| ! Gender-sensitive endings (German) |
| ! By M. Kupietz (KorAP-Tokenizer) |
| |
| ! Matches patterns like: in, innen, In, Innen, IN, INNEN (case-insensitive) |
| define genderEndingsIn [ [i | I] [n | N] ( [n | N] [e | E] [n | N] ) ]; |
| |
| ! Slash forms are restricted to lowercase in/innen to avoid |
| ! false positives in compounds like "Nutzer/Innenarchitekt". |
| define genderEndingsInLower [ i n ( n e n ) ]; |
| |
| ! Short endings for determiners, adjectives and pronouns: |
| ! e, n, r, s, m, es, er, em, en |
| define genderShortSuffix [ [e|n|r|s|m] | [ e [s|r|m|n] ] ]; |
| |
| define genderSeparator [":" | Slash ( %- ) | Asterisk | "_" ]; |
| |
| ! Gender-sensitive endings with frau/frauen |
| ! (lowercase only - capitalized Frau is a standalone word) |
| ! Note: This is now only used for words ending in "mann" |
| ! (with non-empty prefix) for Kaufmann/frau pattern |
| ! Matches: Kaufmann, Geschäftsmann, etc. but NOT just "mann" |
| define genderEndingsFrau [ {frau} ( {en} ) ]; |
| |
| ! General gender endings for -in/-innen without continuation: |
| ! allow all I/i variants for :, *, _; keep slash lowercase-only to |
| ! avoid false positives like Nutzer/Innenarchitekt. |
| define genderIn [ |
| [ ":" | Asterisk | "_" ] genderEndingsIn | |
| Slash ( %- ) genderEndingsInLower |
| ]; |
| |
| ! Short forms for DET/ADJ/PRON with colon/slash/star/underscore: |
| ! gute:r, ihm/r, ein*e, ein_e, diese:r |
| define genderShort [ genderSeparator genderShortSuffix ]; |
| |
| ! Parenthetical short forms: |
| ! eine(n), ein(e) |
| define genderParenShort %( ( %- ) genderShortSuffix %); |
| |
| ! Slash forms for -frau: Kaufmann/frau, Kaufmann/-frau, Geschäftsmann/frau |
| ! Only applies when word ends in "mann" (with non-empty prefix before it) |
| define genderFrau [ {mann} Slash ( %- ) genderEndingsFrau ]; |
| |
| ! Parenthetical forms for -in/-innen: Nutzer(in), Nutzer(innen), Nutzer(-in) |
| define genderParenIn %( ( %- ) genderEndingsIn %); |
| |
| ! Parenthetical forms for -frau: Kaufmann(frau), Kaufmann(-frau) |
| ! Only applies when word ends in "mann" (with non-empty prefix before it) |
| define genderParenFrau {mann} %( ( %- ) genderEndingsFrau %); |
| |
| ! Compound continuation for forms like Lehrer:innenfortbildung. |
| ! For slash, restrict to lowercase in/innen so /Innen... keeps splitting |
| ! (e.g.
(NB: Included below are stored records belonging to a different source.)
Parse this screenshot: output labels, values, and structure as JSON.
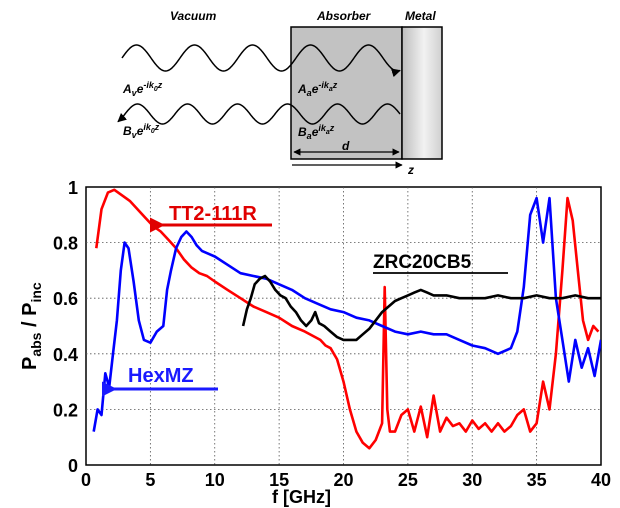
{
  "diagram": {
    "region_labels": {
      "vacuum": "Vacuum",
      "absorber": "Absorber",
      "metal": "Metal"
    },
    "waves": {
      "vacuum_incident": {
        "base": "A",
        "sub": "v",
        "e": "e",
        "exp": "-ik",
        "exp_sub": "0",
        "exp_tail": "z"
      },
      "vacuum_reflected": {
        "base": "B",
        "sub": "v",
        "e": "e",
        "exp": "ik",
        "exp_sub": "0",
        "exp_tail": "z"
      },
      "absorber_forward": {
        "base": "A",
        "sub": "a",
        "e": "e",
        "exp": "-ik",
        "exp_sub": "a",
        "exp_tail": "z"
      },
      "absorber_backward": {
        "base": "B",
        "sub": "a",
        "e": "e",
        "exp": "ik",
        "exp_sub": "a",
        "exp_tail": "z"
      }
    },
    "thickness_label": "d",
    "axis_label": "z"
  },
  "chart_data": {
    "type": "line",
    "xlabel": "f  [GHz]",
    "ylabel": {
      "main": "P",
      "sub1": "abs",
      "sep": " / P",
      "sub2": "inc"
    },
    "xlim": [
      0,
      40
    ],
    "ylim": [
      0,
      1
    ],
    "xticks": [
      0,
      5,
      10,
      15,
      20,
      25,
      30,
      35,
      40
    ],
    "yticks": [
      0,
      0.2,
      0.4,
      0.6,
      0.8,
      1
    ],
    "ytick_labels": [
      "0",
      "0.2",
      "0.4",
      "0.6",
      "0.8",
      "1"
    ],
    "grid": true,
    "series": [
      {
        "name": "TT2-111R",
        "color": "#ff0000",
        "x": [
          0.8,
          1.2,
          1.7,
          2.2,
          2.8,
          3.4,
          4,
          4.6,
          5.2,
          5.8,
          6.4,
          7,
          7.6,
          8.2,
          8.8,
          9.4,
          10,
          11,
          12,
          13,
          14,
          15,
          16,
          17,
          17.8,
          18.2,
          18.6,
          19,
          19.5,
          20,
          20.5,
          21,
          21.5,
          22,
          22.5,
          23,
          23.2,
          23.4,
          23.6,
          24,
          24.5,
          25,
          25.5,
          26,
          26.5,
          27,
          27.5,
          28,
          28.5,
          29,
          29.5,
          30,
          30.5,
          31,
          31.5,
          32,
          32.5,
          33,
          33.5,
          34,
          34.5,
          35,
          35.5,
          36,
          36.5,
          37,
          37.4,
          37.8,
          38.2,
          38.6,
          39,
          39.4,
          39.8
        ],
        "y": [
          0.78,
          0.92,
          0.98,
          0.99,
          0.97,
          0.95,
          0.92,
          0.89,
          0.86,
          0.84,
          0.81,
          0.78,
          0.74,
          0.71,
          0.69,
          0.68,
          0.66,
          0.63,
          0.6,
          0.57,
          0.55,
          0.53,
          0.5,
          0.48,
          0.46,
          0.45,
          0.43,
          0.42,
          0.38,
          0.3,
          0.2,
          0.12,
          0.08,
          0.06,
          0.09,
          0.15,
          0.64,
          0.2,
          0.12,
          0.12,
          0.18,
          0.2,
          0.12,
          0.21,
          0.1,
          0.25,
          0.12,
          0.17,
          0.14,
          0.15,
          0.12,
          0.16,
          0.13,
          0.15,
          0.12,
          0.15,
          0.12,
          0.14,
          0.18,
          0.2,
          0.12,
          0.15,
          0.3,
          0.2,
          0.4,
          0.7,
          0.96,
          0.88,
          0.7,
          0.52,
          0.45,
          0.5,
          0.48
        ]
      },
      {
        "name": "HexMZ",
        "color": "#0000ff",
        "x": [
          0.6,
          0.9,
          1.2,
          1.5,
          1.8,
          2.1,
          2.4,
          2.7,
          3,
          3.3,
          3.7,
          4.1,
          4.5,
          5,
          5.5,
          6,
          6.3,
          6.6,
          7,
          7.4,
          7.8,
          8.2,
          8.6,
          9,
          9.5,
          10,
          11,
          12,
          13,
          14,
          15,
          16,
          17,
          18,
          19,
          20,
          21,
          22,
          23,
          24,
          25,
          26,
          27,
          28,
          29,
          30,
          31,
          32,
          33,
          33.5,
          34,
          34.5,
          35,
          35.5,
          36,
          36.5,
          37,
          37.5,
          38,
          38.5,
          39,
          39.5,
          40
        ],
        "y": [
          0.12,
          0.2,
          0.18,
          0.33,
          0.28,
          0.4,
          0.52,
          0.7,
          0.8,
          0.78,
          0.66,
          0.52,
          0.45,
          0.44,
          0.48,
          0.5,
          0.63,
          0.7,
          0.78,
          0.82,
          0.84,
          0.82,
          0.79,
          0.77,
          0.76,
          0.75,
          0.72,
          0.69,
          0.68,
          0.67,
          0.65,
          0.63,
          0.6,
          0.58,
          0.56,
          0.55,
          0.53,
          0.52,
          0.5,
          0.48,
          0.47,
          0.48,
          0.47,
          0.47,
          0.45,
          0.43,
          0.42,
          0.4,
          0.42,
          0.48,
          0.64,
          0.9,
          0.96,
          0.8,
          0.96,
          0.6,
          0.45,
          0.3,
          0.45,
          0.35,
          0.42,
          0.32,
          0.45
        ]
      },
      {
        "name": "ZRC20CB5",
        "color": "#000000",
        "x": [
          12.2,
          12.5,
          12.8,
          13.1,
          13.5,
          13.9,
          14.3,
          14.7,
          15.1,
          15.5,
          15.9,
          16.3,
          16.7,
          17.1,
          17.5,
          17.8,
          18.1,
          18.5,
          19,
          19.5,
          20,
          20.5,
          21,
          21.5,
          22,
          22.5,
          23,
          23.5,
          24,
          24.5,
          25,
          25.5,
          26,
          26.5,
          27,
          28,
          29,
          30,
          31,
          32,
          33,
          34,
          35,
          36,
          37,
          38,
          39,
          40
        ],
        "y": [
          0.5,
          0.56,
          0.6,
          0.65,
          0.67,
          0.68,
          0.66,
          0.63,
          0.61,
          0.6,
          0.57,
          0.55,
          0.52,
          0.5,
          0.52,
          0.55,
          0.51,
          0.5,
          0.48,
          0.46,
          0.45,
          0.45,
          0.45,
          0.47,
          0.49,
          0.52,
          0.55,
          0.57,
          0.59,
          0.6,
          0.61,
          0.62,
          0.63,
          0.62,
          0.61,
          0.61,
          0.6,
          0.6,
          0.6,
          0.61,
          0.6,
          0.6,
          0.61,
          0.6,
          0.6,
          0.61,
          0.6,
          0.6
        ]
      }
    ]
  }
}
Nutzer/Innenarchitekt, Innenminister/Innenministerinnen). |
| define genderInComp [ |
| [ ":" | Asterisk | "_" ] genderEndingsIn Char+ | |
| Slash ( %- ) genderEndingsInLower Char+ |
| ]; |
| |
| define GenderEndings [ genderIn | genderInComp | genderShort | genderFrau | genderParenIn | genderParenShort | genderParenFrau ]; |